In today’s Gospel from St. Mark, Jesus heals a man with an unclean spirit. The people “were amazed and asked one another, ‘What is this? A new teaching with authority.'” Earlier in this passage and again in others, we hear expressed, in one way or the other, the idea that Jesus taught with authority; I’ve commented on such passages before.
Authority is a word many of us have difficulty with. We are suspicious of others telling us what we have to do (or believe). When I was a law student, I had a sign over my office door that read “Question Authority,” which expressed well my view…then and now.

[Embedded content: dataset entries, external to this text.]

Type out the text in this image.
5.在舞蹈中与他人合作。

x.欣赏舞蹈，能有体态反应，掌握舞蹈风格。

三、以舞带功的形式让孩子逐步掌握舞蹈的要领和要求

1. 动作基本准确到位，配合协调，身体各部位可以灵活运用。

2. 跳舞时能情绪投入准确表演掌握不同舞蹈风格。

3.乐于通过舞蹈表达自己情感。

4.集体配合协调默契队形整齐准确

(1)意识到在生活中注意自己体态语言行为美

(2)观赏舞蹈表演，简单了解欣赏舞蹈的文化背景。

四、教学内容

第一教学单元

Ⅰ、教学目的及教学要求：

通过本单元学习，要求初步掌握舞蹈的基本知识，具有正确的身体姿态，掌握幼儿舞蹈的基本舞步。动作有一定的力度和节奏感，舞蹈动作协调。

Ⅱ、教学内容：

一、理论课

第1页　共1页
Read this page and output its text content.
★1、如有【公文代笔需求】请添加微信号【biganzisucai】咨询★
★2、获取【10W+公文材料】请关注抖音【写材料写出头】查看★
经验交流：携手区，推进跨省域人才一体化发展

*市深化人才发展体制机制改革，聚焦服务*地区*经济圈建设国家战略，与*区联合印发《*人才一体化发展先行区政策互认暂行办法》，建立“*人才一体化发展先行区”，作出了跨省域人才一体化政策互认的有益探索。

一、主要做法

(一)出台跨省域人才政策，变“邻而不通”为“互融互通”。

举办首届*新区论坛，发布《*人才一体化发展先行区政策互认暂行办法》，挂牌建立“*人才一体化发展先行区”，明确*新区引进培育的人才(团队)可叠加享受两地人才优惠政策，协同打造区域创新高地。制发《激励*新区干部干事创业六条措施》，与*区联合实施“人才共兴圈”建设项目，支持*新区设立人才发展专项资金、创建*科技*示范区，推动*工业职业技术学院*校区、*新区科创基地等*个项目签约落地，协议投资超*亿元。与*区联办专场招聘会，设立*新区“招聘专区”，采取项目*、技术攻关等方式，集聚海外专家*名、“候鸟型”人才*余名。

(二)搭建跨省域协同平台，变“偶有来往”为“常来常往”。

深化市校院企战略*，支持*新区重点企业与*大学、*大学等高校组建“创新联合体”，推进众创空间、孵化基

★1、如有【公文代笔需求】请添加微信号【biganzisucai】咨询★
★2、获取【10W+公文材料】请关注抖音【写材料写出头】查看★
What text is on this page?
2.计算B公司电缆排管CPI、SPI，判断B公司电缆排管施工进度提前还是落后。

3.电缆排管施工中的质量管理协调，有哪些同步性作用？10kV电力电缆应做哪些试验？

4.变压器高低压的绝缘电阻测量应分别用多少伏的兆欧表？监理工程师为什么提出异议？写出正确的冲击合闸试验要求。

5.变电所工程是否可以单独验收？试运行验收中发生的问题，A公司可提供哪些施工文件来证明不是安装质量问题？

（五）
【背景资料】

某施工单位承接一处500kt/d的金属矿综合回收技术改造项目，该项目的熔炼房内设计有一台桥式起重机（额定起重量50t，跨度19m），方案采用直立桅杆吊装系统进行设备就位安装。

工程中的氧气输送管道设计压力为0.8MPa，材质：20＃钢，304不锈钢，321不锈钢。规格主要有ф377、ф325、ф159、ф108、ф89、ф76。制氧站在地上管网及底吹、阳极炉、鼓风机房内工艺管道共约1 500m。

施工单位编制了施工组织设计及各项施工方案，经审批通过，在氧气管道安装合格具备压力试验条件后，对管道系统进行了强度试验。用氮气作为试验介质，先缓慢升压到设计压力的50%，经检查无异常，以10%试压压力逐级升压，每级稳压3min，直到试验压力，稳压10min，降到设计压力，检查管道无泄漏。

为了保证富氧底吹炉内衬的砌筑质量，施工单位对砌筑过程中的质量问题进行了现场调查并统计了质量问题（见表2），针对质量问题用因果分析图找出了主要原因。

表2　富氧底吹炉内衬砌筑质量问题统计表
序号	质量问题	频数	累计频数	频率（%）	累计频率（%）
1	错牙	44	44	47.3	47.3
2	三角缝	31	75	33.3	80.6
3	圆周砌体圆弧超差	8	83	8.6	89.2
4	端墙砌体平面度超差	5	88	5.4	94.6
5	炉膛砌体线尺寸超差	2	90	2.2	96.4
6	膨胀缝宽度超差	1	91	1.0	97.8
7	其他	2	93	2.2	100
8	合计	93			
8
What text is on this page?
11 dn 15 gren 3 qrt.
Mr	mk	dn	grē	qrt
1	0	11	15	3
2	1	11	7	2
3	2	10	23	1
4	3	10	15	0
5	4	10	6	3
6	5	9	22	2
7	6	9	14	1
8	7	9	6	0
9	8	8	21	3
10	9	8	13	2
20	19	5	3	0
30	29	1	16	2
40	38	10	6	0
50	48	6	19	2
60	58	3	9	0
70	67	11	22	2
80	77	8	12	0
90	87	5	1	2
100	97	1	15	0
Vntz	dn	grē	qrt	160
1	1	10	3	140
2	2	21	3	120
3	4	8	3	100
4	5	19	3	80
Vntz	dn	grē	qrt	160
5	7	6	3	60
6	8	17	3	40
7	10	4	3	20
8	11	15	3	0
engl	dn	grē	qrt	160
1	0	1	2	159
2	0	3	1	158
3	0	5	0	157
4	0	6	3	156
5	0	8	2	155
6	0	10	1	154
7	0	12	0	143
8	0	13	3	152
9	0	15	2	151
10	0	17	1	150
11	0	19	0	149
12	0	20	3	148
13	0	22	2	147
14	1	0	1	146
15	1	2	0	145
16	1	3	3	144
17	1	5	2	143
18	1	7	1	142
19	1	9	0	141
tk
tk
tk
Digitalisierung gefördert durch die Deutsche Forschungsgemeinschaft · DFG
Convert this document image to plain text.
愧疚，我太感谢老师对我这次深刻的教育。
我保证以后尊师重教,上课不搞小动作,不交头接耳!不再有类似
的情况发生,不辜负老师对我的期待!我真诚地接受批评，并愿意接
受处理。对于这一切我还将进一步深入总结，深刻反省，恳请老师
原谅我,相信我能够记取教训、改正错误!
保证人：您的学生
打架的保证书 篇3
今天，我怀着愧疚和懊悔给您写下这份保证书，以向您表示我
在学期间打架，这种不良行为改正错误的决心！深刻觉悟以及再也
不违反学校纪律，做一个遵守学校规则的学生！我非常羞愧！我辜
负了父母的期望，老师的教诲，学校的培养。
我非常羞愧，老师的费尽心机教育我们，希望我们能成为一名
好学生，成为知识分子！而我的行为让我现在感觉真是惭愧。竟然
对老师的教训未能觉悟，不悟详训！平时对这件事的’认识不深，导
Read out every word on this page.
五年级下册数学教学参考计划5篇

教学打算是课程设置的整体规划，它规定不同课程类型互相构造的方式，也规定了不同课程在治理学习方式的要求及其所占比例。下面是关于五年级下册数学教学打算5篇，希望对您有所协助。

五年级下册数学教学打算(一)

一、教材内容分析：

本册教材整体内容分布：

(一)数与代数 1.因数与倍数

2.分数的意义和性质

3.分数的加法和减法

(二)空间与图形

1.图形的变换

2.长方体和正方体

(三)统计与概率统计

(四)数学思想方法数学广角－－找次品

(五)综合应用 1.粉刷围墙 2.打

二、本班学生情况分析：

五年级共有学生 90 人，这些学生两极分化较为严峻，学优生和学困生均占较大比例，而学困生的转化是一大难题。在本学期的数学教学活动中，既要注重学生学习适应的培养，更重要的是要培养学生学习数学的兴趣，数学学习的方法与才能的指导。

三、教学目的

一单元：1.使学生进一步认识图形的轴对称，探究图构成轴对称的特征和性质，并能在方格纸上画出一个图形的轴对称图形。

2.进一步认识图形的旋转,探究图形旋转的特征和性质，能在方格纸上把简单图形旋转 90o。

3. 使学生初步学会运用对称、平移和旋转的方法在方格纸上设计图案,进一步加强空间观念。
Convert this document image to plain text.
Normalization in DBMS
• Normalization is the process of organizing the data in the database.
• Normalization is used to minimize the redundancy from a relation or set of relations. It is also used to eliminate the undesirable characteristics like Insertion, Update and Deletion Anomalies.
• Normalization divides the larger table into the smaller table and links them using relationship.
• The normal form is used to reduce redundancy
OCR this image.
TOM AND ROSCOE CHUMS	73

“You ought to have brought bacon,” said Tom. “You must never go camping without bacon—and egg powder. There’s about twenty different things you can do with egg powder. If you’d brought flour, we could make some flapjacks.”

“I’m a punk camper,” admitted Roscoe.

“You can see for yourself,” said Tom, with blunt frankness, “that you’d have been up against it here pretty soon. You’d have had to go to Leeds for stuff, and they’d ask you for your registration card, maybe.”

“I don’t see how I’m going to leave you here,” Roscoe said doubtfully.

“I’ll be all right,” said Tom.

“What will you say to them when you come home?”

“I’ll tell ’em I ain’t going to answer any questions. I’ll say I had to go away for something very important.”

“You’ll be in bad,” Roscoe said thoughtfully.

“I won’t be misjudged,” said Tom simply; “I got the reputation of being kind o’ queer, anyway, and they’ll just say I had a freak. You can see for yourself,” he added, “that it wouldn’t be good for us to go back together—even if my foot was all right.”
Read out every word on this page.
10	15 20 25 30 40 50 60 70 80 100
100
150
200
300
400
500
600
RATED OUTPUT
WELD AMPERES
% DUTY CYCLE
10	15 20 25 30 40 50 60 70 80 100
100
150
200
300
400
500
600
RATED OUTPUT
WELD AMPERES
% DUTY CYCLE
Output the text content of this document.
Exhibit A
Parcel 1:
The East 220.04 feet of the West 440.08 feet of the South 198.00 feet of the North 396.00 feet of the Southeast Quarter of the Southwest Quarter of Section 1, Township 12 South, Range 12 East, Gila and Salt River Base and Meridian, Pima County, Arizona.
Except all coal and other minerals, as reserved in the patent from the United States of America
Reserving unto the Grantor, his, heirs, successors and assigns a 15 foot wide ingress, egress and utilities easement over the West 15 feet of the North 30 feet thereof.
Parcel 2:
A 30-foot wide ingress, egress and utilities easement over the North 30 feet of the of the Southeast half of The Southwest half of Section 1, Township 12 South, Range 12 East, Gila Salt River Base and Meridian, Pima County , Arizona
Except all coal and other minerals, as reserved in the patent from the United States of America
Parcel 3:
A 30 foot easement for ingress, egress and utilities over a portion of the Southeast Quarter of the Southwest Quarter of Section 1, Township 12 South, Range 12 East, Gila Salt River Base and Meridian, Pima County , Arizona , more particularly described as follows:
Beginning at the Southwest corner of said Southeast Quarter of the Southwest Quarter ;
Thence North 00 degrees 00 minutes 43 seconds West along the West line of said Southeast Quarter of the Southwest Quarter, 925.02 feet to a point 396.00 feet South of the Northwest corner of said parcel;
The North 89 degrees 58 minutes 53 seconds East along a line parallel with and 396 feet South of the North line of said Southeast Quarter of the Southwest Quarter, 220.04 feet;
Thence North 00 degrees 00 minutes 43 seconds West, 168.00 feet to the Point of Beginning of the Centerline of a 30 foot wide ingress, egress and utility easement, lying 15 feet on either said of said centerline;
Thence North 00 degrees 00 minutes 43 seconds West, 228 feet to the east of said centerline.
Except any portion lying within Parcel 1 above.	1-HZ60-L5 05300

In talking about belief in “Our Lord” Jesus Christ in her book In Search of Belief, Joan Chittister helpfully distinguishes between “the personal authority of Jesus” and “the official authority of the systems around him.” The latter had to do with “the trappings of power, the oppression of the powerful, the favoring of institutional control over the need of [individuals].” Jesus, in contrast, “governed no one” and “enriched everyone.” Chittister writes
The personal authority of Jesus far outweighed the official authority of the systems arounds him. He wore no phylacteries. He rode on donkeys. He held no positions. And he listened to everyone. He listened to blind beggars and foreign soldiers and small children and contentious Pharisees and homorrhaging women. His only rules were love. He went about forgiving sins and curing ills and confronting the legalisms of the institutions so that people could be free. He preached that when mercy and peace and compassion and justice set into a people, that the kingdom of God broke into their lives at the same time. And the followed him from one end of the country to the other in droves. He was the Lord without lordliness. No chains, no miters, no thrones, no public relations advisors. He lorded it over no one. He died on a cross and compelled an empire.
The personal authority of Jesus is one I can accept without the hesitations that the word “authority” tend to raise in me. It is an authority I can be moved by. Something I can follow from one end of the world to another.